Si vous me traitez avec moins de respect que vos propres père
et mère ou les Trois Trésors,
vous deviendrez des mendiants misérables en cette vie, et, dans
la prochaine, vous tomberez dans l'enfer
avici. Voici pourquoi lorsque l'odieux Tojo
Saemon Kagenobu chassa les cerfs et d'autres animaux élevés
par le temple Seicho-ji et essaya de contraindre
les moines des divers temples à devenir adeptes du Nembutsu,
je me suis opposé [à Tojo]
et j'ai pris le parti du seigneur du domaine. J'ai formulé par
écrit un engagement solennel: "Si les deux temples, Kiyosumi
[Seicho-ji] et Futama
tombent aux mains de Tojo, je rejetterai
le Sutra du Lotus!" Puis, j'ai fixé [cette promesse]
à la main de l'objet de culte
et j'ai prié. En moins d'un an, les deux temples se sont libérés
de l'emprise de Tojo.
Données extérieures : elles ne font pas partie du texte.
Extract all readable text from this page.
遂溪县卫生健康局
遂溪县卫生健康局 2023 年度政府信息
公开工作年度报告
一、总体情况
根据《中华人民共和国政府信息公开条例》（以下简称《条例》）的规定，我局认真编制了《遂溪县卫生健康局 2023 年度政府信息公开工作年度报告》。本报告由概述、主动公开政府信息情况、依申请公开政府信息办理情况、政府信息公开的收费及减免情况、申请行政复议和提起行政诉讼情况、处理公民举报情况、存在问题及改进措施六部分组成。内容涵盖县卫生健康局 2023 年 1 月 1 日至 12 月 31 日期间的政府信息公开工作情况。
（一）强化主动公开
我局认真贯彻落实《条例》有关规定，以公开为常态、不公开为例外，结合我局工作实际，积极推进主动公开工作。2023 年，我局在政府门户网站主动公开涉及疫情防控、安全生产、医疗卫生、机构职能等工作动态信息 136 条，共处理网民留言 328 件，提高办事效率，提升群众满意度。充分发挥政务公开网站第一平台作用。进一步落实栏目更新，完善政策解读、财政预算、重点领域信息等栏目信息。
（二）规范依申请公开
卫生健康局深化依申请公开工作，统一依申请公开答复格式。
Le bodhisattva Kokuzo
n'oubliera certainement jamais cela; dès lors, comment ces moines,
qui me traitent à la légère et ne croient pas en
moi, pourraient-ils ne pas être abandonnés par le ciel?
En m'entendant parler ainsi, les plus insensés d'entre vous pourraient
penser que je vous jette un mauvais sort. [Mais il n'en est rien.] Je
ne le dis que parce que je crains que vous tombiez dans l'enfer avici
après votre mort.
A propos de la nonne de la famille du seigneur
: étant une femme de peu de discernement, elle aura probablement
pris pour vérité des sottises dites sur un ton menaçant.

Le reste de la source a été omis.